Daniel Herriges writes,

The biggest problem with “Make developers give something back to the public” is that a city’s efforts to do so end up ramping up the cost and complexity of development until the game is even more stacked in favor of the biggest projects and the deepest pockets. And that, in turn, even more dramatically raises the incentive to shout “Make them give something back!”

Let the community be heard in the abstract about what its zoning and development vision ought to be—let them hash it out in the zoning code and the comprehensive plan. But let’s not let each individual project become an existential battle. When we do, Goliath tends to stomp all over David.

Pointer from Scott Sumner.

I noticed the same phenomenon in Montgomery County. The county nominally has a “master plan” that governs development. But in practice the County Council gets involved in approving every project. We have the rule of men (and women), not the rule of law.

The net result is that we get none of the “livability” that supposedly comes from planning. All we get is a de facto requirement that to do real estate development around here you have to be a big-time Democratic donor. In the bootleggers-and-baptists model, the baptists are all the anti-development Progressives, who end up not really getting what they want, and the bootleggers are the big crony developers, who do.

Approving development processes by having elected officials decide on a case-by-case basis is unfair and harmful.
But as Glenn Reynolds would say, it does create opportunities for corruption and graft.

And of course requiring developers to add “affordable housing” manages to subsidize demand and restrict supply at the same time.

7 thoughts on “Local development, bootleggers, and baptists

  1. Living in California the reality of planned communities and giving back etc. has been around for decades here. Google Irvine, CA sometime and see how planned that was over the decades. (Of course, most of past Irvine planning tended to be more private ownership planned than city council who is probably doing most of the work.)

    The reality is most of Southern California most planned communities were heavy Republican a generation ago and now moved towards an Obama Republican territory. (A lot of this is coming from both the heavy Asian-American populations in the areas and Trump anti-trade policies are not good for the region.)

  2. I have this theory that this is why a lot of sports stadiums insist on getting local funding from the cities (and threaten to leave if they don’t get it).
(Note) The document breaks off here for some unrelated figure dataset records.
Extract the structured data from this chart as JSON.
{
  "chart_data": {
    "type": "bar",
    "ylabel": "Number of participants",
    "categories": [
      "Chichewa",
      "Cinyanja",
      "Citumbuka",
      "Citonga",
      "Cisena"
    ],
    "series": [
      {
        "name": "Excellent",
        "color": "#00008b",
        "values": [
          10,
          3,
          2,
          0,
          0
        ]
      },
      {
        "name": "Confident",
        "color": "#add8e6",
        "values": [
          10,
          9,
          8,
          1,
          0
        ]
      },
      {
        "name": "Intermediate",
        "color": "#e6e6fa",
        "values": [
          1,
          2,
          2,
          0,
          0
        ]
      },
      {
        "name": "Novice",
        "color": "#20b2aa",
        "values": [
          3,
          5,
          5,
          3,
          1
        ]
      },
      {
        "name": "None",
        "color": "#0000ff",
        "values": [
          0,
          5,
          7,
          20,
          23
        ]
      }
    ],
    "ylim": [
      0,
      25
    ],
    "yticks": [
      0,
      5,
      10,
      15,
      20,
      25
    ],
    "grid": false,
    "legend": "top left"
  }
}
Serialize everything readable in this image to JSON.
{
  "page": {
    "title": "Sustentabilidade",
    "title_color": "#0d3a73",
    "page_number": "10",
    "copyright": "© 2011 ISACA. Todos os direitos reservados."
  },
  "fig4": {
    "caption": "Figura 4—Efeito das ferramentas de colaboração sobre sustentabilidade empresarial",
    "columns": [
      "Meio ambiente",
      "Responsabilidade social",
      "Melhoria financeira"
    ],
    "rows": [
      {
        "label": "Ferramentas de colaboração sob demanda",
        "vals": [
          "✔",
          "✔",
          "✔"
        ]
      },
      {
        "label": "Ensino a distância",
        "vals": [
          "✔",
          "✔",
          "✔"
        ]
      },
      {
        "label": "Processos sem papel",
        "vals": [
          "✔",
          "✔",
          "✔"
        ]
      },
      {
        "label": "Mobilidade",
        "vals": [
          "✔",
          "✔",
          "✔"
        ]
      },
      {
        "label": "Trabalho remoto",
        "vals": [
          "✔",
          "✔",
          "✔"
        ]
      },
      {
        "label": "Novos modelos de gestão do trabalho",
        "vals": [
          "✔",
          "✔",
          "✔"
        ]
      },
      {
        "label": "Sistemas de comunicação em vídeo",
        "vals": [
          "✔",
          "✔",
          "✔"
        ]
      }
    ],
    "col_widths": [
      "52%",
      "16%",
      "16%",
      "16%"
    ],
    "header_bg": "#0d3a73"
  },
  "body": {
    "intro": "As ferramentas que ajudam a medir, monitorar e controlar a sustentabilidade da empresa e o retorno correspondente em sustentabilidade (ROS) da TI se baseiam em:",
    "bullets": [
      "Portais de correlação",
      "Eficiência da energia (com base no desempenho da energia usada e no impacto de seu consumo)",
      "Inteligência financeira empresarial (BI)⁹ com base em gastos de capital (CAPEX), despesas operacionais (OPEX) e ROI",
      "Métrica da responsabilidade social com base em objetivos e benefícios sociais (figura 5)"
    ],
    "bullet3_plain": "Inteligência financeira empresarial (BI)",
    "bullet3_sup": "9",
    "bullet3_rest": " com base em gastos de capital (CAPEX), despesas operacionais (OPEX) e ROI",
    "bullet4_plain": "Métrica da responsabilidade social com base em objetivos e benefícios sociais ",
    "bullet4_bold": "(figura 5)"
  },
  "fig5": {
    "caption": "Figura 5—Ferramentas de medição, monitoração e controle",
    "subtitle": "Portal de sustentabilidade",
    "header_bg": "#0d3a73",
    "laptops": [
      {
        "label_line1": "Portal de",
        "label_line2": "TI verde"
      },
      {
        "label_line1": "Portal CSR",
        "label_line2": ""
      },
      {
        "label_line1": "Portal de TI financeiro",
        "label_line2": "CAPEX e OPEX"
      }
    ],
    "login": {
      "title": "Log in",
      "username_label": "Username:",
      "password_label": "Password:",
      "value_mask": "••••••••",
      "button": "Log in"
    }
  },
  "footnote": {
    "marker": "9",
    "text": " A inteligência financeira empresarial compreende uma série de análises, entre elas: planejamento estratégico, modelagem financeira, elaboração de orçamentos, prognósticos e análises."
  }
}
Sure, free money is always nice. But once the city has put in a few million or so, they have a great incentive to see that the stadium actually gets completed. So there’s much less screwing around with the project, and permits and red tape gets expedited.

    Maybe developers should sell cities a portion of the ownership, so the city has a 10% stake in the project (and gets 10% of the profits). That might encourage the city to be sensible.

    • The trouble is, there is no “city”, there are individuals with their own interests not well-aligned with the overall organization, and facing particular, personal incentives and who therefore are, shall we say, less than perfect agents for the collective entity they technically are supposed to represent with something akin to a fiduciary duty. For example, for elected officials, getting elected, and getting the money to campaign to get elected, are bigger priorities than whatever happens to the level of the city treasury bank account.

      The red tape etc. are indeed “opportunities for corruption and graft”, but instead of crude tactics and actual bagmen, they are ways for officials to “juice” potential campaign donations, and sometimes allocate those below-market-rate subsidized units to themselves, friends, family, etc.

      Better to give people with decision-making authority a direct stake in the outcome, and so just come out and issue them dividend stock certificates for any approvals. Boomtown overnight.

  3. It’s a little bit like that around here (Ann Arbor) — except that the negotiations tend to occur only when the developer wants to do something that goes beyond what is allowed by zoning. Here’s a case where the city council has been stalling a subdivision plan, BUT the developer has the option of falling back and doing a ‘by right’ project that conforms to the existing zoning. The city has learned not to try to stop those (after losing lawsuits).

    • Wow great link. One bit:

      Neighbors who spoke out encouraged council to take a stand for the trees without worrying about threats of more litigation.

      Yeah. Good use of taxpayer dollars there.

  4. The whole concept of “giving back” is misplaced. By developing real estate, developers are already “giving back”–with their own money, at their own risk. When you add this –essentially a tax–onto projects, the price goes up and there remains even less incentive to develop low-income housing. Zoning also is designed to keep nice areas nice by mandating set-backs from the street, minimum green spaces, minimum square feet per occupant, etc. All of this costs money. duh

  5. In California it is the resulting legal costs, lawyers everywhere, crossing the eyes and dotting the tees.